Saturday, 6 June 2015

The surgical divide


Introduction:

We take many things in our life,  as available at our will or pleasure.This card house requires variety of glues to stay intact. This need will be felt only when an emergency comes calling to make us start counting our fortunes & friends. For both it might turn out to be an enlightenment! Can this experience be called pickling of nerves?

 Extreme experiences in life might give rise to the feeling that one is near or on edge of a precipice. This experience of being on edge differs from person to person and hence unforgettable and unique, as far as that individual is concerned. 

That over the hill experience can be described   like this: It is similar to an ace mountaineer, reaching the peak only to find the foothold slippery and getting scared of falling either over the peak or sliding back to the valley and yet determined to regain at least a toehold. 

The intervening period between the slip and the grip, and the experience of an emotional flux– is the state being on edge.

One such state of being scared and unsure is going under a surgeon’s scalpel, literally up to one’s neck, deep on a diet of anaesthesia, routed through the spinal column. Chest to cranium you are present and chest to toes you are immobilized like a stone.

Sensing a travel through unknown corridors, the demons of doubts and fears take control of the neurons. The brain, under seize, joins hands with these villains to generate nightmare after nightmare, struggling to take back its commanding role. 

Bathed in anaesthesia up to the chest, the patient starts experimenting with different version of fear psychosis.

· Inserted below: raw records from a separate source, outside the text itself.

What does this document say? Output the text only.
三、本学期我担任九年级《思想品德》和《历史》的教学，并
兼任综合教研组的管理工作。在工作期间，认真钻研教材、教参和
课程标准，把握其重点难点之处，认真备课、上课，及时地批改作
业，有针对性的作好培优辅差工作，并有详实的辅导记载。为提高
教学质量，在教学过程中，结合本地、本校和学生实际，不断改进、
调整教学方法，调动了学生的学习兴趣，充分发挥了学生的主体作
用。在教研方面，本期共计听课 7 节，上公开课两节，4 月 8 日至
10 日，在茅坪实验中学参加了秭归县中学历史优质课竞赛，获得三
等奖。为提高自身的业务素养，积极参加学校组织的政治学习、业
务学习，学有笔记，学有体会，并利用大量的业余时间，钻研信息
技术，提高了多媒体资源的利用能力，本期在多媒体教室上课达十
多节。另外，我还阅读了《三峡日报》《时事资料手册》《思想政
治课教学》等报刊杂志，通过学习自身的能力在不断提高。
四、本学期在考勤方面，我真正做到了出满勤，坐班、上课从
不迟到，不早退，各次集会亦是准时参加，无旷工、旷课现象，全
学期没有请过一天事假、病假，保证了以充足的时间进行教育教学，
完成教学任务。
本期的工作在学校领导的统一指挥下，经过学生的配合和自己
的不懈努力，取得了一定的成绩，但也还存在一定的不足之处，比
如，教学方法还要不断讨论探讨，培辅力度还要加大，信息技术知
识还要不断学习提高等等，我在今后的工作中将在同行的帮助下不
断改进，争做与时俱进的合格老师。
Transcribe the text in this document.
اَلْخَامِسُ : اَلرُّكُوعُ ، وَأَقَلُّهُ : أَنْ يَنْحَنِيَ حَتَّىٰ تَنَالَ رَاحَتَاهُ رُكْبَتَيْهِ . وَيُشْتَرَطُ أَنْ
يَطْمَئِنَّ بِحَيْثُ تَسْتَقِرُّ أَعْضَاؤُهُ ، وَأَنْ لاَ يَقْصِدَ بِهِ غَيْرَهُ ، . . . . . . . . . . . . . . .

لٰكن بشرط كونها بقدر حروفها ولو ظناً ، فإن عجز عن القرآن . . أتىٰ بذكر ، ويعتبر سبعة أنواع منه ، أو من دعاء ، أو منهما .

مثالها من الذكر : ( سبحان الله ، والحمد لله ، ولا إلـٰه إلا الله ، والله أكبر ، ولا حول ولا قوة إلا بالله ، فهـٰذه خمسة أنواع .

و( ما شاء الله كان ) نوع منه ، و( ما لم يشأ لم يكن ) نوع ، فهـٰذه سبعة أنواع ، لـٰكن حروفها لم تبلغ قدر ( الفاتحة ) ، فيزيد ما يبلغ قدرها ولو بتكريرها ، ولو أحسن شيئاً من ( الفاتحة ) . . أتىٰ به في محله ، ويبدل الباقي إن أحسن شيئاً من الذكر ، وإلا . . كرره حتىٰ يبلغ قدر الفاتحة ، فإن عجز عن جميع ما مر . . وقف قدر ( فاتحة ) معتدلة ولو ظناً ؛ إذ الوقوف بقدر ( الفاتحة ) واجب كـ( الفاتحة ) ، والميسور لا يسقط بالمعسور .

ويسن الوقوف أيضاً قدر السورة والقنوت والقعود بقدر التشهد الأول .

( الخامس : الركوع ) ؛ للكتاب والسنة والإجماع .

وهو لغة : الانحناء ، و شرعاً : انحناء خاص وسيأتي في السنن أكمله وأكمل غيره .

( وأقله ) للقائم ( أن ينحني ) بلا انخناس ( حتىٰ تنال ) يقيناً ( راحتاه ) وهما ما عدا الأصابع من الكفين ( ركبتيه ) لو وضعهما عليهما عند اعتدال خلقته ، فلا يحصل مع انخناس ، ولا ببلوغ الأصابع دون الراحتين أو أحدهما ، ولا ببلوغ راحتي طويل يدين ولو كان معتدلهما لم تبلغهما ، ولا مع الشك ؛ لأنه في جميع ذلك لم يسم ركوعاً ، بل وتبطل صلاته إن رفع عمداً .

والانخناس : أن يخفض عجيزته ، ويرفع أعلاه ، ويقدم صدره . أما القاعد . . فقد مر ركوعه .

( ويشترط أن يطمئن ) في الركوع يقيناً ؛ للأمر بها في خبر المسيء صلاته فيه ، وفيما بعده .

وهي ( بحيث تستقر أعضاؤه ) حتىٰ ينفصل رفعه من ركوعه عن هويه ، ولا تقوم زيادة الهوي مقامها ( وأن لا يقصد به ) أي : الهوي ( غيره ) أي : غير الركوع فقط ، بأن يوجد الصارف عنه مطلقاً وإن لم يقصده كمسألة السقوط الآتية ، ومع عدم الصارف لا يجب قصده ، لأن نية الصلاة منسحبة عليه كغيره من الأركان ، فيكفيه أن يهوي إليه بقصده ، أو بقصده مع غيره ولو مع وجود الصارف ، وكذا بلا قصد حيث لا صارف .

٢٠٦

This process starts with a procession of gods, semi-gods and angels. The only doubt that remains unanswered is  "will I regain consciousness or slip into  coma?"

Now, the patient on the surgery table begins to see all the dark matters in the universe. Fear is such a powerful force and endows the patient   with special vision, to see even the dark matters, a feat impossible as per the laws of science! The patient has now become a full fledged citizen in the state of fright.

When all these things are happening on the surgical bed, another branch of science dealing with pure human emotions generates morbid thoughts, in the mind of an attending relative. The severity or intensity depends on whether one is a close relative or just a relative.

The sluice gates of the fluid bank get opened by moist palms, moistened lips with a racing heart ably assisting the process. The hospital floor suffers wear and tear; the flush in the wash room becomes tired.

The life threatening or severely inconveniencing malady gets corrected. The after effect of a surgery lingers on, not of anaesthesia, bothering the patient. Some get over it quickly and others carry it as a ghost from the past for a long time. May be these types can only forget things in instalments.

To describe the traumatic feelings, pre and post surgery, the best suited person is the person reliving the surgical trauma – words straight from the horse’s mouth.

The patient starts convalescing, testing the patience of dear and near with tales, liberally mixing them with horror, warnings and lectures in medical sciences. The negative impact these repeat recaps are capable of creating in others’ psyche, is simply forgotten.

Fearing a lesser stellar rating for the surgical experience, these recaps ,invariably tend to,  omit to mention the supporting role played by the one who stood by anxiously, outside the operation theatre!

This leaves the relative/attendant to recite the other side of the story; to whoever is willing to lend an ear needing a break from the previous one - less dramatically of course!

The attendant’s mind, under notice to churn out alternate scenarios, tries hard to cope up with a flood of improbable ideas as far fetched as the screenplay of a blockbuster. 

The attendant discovers that fear is a dipole and the lines of patient’s nightmares pass through his/her mind. The mere thought of the patient undergoing a surgical procedure is enough to reproduce the very same feelings and anxieties, strictly obeying the laws of magnetism!

Taking a small diversion, the procession of different set of gods, semi-gods and angels take to the streets of prayer, though the doubt – ‘will the operation end in success or cross the border into the no-man’s land – coma remains glued to the mind.

The attendant opens a register of friends & relatives who would come forward to donate a pint of blood, or chip in with a bundle of currency notes or a towel to cry into.

At the end the attendant feels whether the experience was worth the trauma?

1 comment:

  1. A good sweat in the waiting room...a panorama og gods & emotions!